出来たてを直ぐに持ってきたためゆらゆらと立ち上る湯気とソースの匂いがふわりと顔に当たる。小さくお腹がなったところで2人分のお茶の入れられたグラスを持ってきた新隆くんにそういえば、と問いかけた。
「モブくんは来てないんだね?」
「おう、今日はちょっとな」
「部活忙しいの?」
「みたいだなー」

他愛もない話をしながら熱々のたこ焼きをつつく。猫舌の彼を気遣ってちゃんと冷ましてから食べてね、と言うと素直に従ってふぅ、と息を吹きかける姿に笑みが零れた。
「ん、うまい」
「だね」
「今日、メシは?」
「作りに行くよ。買い物行かなきゃね」
そう言って新隆くんを見やるとソファにだらりと伸びてデスクの方を見ながら唸っていた、かと思えばばっとこちらを振り向いた。口の周りに食べかすをつけたまま顎に手を当てキメ顔をした新隆くんがおかしくて吹き出すように笑う。
「なんだよ」
「ここ、ついてるよ」
「マジで!取ってくれよ」
「はいはい。で、どうしたの?」
「時間もいい感じだし、今日はもう閉めて帰るかと思ってな」
「いいの?そんなことして」
「大丈夫だろ」
なんてことない、とでも言うように返ってきたマイペースな声に半ば呆れながらも帰り支度を始めた背中に習って使ったグラスを給湯室のシンクへ運ぶ。
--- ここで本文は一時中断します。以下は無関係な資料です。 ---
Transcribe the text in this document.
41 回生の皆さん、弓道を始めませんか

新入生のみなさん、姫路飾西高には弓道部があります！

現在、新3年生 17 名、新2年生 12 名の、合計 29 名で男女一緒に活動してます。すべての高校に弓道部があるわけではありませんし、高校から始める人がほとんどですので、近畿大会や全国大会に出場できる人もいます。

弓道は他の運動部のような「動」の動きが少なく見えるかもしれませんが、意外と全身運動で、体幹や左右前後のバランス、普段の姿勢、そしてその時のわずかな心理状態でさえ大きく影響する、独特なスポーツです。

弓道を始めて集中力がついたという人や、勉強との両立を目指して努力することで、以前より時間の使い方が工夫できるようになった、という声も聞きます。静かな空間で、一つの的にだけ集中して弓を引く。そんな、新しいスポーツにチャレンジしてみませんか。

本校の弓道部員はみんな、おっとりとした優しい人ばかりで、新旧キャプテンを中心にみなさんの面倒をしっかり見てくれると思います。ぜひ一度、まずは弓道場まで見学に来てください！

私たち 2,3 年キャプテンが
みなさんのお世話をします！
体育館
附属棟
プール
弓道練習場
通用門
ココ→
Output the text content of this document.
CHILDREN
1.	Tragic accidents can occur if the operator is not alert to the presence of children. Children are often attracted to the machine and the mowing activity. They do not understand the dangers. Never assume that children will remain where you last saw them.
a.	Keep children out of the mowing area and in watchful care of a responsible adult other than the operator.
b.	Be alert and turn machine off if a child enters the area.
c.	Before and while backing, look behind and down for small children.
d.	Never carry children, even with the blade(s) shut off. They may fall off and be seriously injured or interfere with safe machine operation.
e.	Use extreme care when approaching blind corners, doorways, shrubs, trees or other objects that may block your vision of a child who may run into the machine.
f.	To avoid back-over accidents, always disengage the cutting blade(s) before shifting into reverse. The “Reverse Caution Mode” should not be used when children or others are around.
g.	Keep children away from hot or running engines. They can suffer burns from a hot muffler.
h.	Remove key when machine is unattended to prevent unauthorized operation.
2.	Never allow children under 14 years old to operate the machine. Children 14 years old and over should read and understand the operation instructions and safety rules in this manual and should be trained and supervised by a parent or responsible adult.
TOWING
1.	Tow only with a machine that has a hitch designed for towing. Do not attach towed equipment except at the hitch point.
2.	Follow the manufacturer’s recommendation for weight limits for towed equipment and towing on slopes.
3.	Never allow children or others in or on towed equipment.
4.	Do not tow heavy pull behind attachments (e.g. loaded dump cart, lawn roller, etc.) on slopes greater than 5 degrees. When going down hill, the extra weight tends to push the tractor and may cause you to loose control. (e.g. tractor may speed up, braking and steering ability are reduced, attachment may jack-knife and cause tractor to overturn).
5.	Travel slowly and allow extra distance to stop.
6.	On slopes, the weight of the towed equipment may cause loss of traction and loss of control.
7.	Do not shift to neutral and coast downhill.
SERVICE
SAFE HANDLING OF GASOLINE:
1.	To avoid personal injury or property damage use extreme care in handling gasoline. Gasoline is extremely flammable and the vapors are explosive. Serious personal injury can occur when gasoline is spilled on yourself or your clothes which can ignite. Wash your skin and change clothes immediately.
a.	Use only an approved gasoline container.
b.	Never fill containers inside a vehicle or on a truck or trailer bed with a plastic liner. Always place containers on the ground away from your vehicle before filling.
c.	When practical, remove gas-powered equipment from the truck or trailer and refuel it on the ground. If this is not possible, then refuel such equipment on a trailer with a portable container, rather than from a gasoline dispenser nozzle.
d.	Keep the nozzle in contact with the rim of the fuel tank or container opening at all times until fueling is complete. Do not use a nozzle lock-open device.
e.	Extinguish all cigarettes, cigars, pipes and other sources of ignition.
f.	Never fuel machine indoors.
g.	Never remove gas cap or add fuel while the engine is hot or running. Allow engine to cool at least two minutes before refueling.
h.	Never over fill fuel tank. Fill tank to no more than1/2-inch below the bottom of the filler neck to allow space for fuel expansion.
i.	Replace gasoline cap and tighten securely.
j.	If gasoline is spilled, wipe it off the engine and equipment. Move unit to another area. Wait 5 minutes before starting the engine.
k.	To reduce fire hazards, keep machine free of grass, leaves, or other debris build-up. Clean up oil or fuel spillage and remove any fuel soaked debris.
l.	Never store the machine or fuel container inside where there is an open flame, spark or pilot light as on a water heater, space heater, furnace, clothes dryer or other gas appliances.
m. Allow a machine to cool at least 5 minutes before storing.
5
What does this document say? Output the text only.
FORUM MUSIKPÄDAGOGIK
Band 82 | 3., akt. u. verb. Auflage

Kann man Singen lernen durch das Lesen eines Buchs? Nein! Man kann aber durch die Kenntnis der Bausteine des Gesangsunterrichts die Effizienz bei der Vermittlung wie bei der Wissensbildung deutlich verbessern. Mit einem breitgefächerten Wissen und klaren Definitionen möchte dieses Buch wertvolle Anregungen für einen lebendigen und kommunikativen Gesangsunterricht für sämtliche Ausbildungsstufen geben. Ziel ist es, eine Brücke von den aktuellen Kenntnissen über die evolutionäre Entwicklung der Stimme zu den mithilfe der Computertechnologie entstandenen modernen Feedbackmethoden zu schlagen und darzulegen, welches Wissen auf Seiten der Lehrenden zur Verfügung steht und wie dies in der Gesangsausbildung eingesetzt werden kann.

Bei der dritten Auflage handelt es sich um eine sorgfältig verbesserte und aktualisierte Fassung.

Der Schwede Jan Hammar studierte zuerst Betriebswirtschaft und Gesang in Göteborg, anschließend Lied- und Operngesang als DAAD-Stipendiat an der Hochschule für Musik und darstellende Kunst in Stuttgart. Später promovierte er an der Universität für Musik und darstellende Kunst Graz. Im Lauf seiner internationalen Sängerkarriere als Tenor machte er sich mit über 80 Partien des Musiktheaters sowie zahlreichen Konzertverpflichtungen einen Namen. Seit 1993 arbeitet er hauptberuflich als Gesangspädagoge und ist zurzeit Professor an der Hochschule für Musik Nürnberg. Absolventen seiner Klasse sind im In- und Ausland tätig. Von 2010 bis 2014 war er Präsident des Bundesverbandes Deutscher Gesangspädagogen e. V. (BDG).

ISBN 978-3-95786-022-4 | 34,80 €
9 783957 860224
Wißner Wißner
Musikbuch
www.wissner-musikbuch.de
軽く水で流していると置いとけよ、と投げられた声に水を止めて戻ると既に椅子にかけていたスーツのジャケットを着て私のバッグを持って扉を開けて待っていた。
「どうぞ、お嬢さん」
「ふふ、王子様みたいだよ。新隆くん」
「やっぱ、外にメシ食いに行くか」
「やったー。私行ってみたいお店があるんだよね」
「新隆くんに任せなさい」
言いながら胸を張った新隆くんの腕にぎゅっと抱きつくと一瞬ふらりとバランスを崩しかけたが踏みとどまって階段を降りる。
ビルを出て空を見上げると事務所に訪れた時に明るかった空は暗くなりかけていて、夏が近づいてきているとはいえまだ少し肌寒い。組んだままの腕に体を寄せると新隆くんは私の顔を覗き込んでいたずらっぽく笑うと弧を描いた少しカサついた唇を私のそれと重ねてすぐに離れていった。
熱くなった頬を押さえてちらりと見上げると同じように赤くなった耳が見えて、ぴったりと寄せた体からじわじわと伝わってくる熱を感じた。